Xavier St. Pierre wasn’t supposed to be special.  The 20-year-old goaltender was completely ignored by the NHL, and was selected with the third-to-last pick in this year’s SHL draft.  After an undistinguished career in junior hockey, St. Pierre hardly seemed like a promising prospect.  The goalie-needy Dakota Jackalopes took a low-risk flyer and assigned him to the Idaho Spuds, their new CHL affiliate.  Even there, he had to win a training-camp battle for the backup spot.  The Jackalopes crossed their fingers and hoped for the best.

Xavier St. Pierre

“The best” turned out to be better than anyone imagined.  Through the first half of the season, St. Pierre looks like a potential breakout star.  So far this year, he has recorded a 10-3-1 record with a 2.81 GAA and a .916 save percentage.  And thanks in no small part to his strong play, Idaho sits in playoff position in the West.

“For me, everything is a dream right now,” said St. Pierre.  “I am blessed.”

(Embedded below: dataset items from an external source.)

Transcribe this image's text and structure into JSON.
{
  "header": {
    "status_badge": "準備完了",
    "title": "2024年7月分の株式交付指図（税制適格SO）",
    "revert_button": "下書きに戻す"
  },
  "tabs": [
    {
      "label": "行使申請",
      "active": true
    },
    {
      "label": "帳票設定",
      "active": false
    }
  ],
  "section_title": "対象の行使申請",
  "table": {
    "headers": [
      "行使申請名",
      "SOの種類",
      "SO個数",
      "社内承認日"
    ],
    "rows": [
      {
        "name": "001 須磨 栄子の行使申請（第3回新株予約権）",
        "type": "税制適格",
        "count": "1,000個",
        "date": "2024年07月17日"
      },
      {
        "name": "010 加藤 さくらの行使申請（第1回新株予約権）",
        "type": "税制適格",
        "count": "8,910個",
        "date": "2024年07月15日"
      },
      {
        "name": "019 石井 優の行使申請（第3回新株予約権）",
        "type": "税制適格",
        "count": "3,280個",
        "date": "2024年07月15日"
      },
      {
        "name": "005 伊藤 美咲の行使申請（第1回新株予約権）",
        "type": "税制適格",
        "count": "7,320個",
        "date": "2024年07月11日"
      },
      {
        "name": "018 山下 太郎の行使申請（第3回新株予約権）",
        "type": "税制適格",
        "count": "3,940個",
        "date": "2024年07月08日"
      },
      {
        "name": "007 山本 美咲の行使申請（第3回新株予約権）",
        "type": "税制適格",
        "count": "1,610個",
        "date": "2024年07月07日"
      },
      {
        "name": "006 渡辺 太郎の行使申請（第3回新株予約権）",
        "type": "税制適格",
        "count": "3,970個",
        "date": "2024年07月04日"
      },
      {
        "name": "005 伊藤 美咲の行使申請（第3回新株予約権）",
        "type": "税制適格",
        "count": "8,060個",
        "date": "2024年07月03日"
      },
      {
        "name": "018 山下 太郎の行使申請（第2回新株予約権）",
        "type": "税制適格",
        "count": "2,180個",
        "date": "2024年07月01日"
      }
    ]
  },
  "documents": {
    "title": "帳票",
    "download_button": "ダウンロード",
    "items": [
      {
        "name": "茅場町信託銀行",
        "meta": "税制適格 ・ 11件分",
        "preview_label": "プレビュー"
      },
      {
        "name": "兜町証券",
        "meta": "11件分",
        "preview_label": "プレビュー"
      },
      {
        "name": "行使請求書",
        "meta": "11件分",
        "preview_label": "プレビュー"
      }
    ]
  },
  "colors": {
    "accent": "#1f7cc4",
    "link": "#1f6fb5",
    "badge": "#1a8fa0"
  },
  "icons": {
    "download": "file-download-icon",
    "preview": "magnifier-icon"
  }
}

Spuds coach Gilbert McCoyne says he saw something in St. Pierre, in spite of his mediocre track record.  “He had a hunger; you could tell he’d fought for every opportunity he’d ever had,” said McCoyne.  “He always stayed late in practice.  Anyone who would work with him, he jumped on it.  Some guys on the bubble, you can tell their hustle is a show for the coaches.  But with X, you could tell it’s the only way he knew.”

When McCoyne chose St. Pierre over incumbent backup Guy “Blinky” Laroche, the young netminder stopped by the coach’s office to thank him, adding: “I will be sure you are never sorry for this decision.”

“And he’s definitely made sure of that!” McCoyne added.

Once St. Pierre made the team, his hard-working habits continued.  Most backups relax on the bench during their days off; St. Pierre watched starter Kelvin White and the opposing skaters intently, absorbing whatever he could.  He studied as much film as he could get his hands on.  And he continued to be the last one off the ice at practice.

McCoyne and the coaching staff noticed.  They also noticed that whenever they gave St. Pierre a start, he played extremely well.  McCoyne started giving St. Pierre additional opportunities when he could, and the netminder always performed.

Then, about a month into the season, White went down with an injury, one that would ultimately sideline him for almost three weeks.  It was a golden opportunity for St. Pierre… but the Spuds quickly signed Laroche, their former backup, to a short-term contract.  Was it training camp all over again?

“Coach told me quickly, ‘You are the starter, Guy will be your backup,’” St. Pierre said.  “I was very glad for his faith in me.  I told him I would show he was correct again.”

Facing a starter’s workload, St. Pierre struggled a bit, but continued to play solidly.  “We’ve got a high-powered offensive team, but we’re not much for shot suppression,” said McCoyne.  “That means that none of our goalies have an easy time of it.  But X doesn’t get rattled back there.”

St. Pierre handily outplayed Laroche, but slid right back into the backup role without complaint when White returned.  “Sometimes with backup, you feel like they’re almost rooting for you to get hurt so they can get a shot,” said White.  “But Xav’s been totally supportive all the way.”

Although he has triumphed in the face of long odds, St. Pierre has remained calm and unruffled, like he was supposed to be here all along.  In part, that’s due to a remarkable coincidence.  The netminder hails from a small town in Quebec called Saint-Michel, and he comes from a long line of – believe it or not – potato farmers.

“All through my life, it is potatoes,” said St. Pierre.  “So when I come to a team named ‘Spuds,’ with a potato [logo] on the chest, I know this is my place.”

The fans in Boise have embraced him, chanting “X-S-P! X-S-P!” after each of his acrobatic saves.  “I think he’s probably the most popular guy on the team,” quipped White.

Of course, one good half-season does not a career make.  St. Pierre has a long way to go before he has a shot to make the SHL, much less to succeed there.  But McCoyne warns everyone not to bet against the young netminder: “If you can work your way into the big time, this is the kid who can do it.  I expect you’ll be hearing more about him down the line.”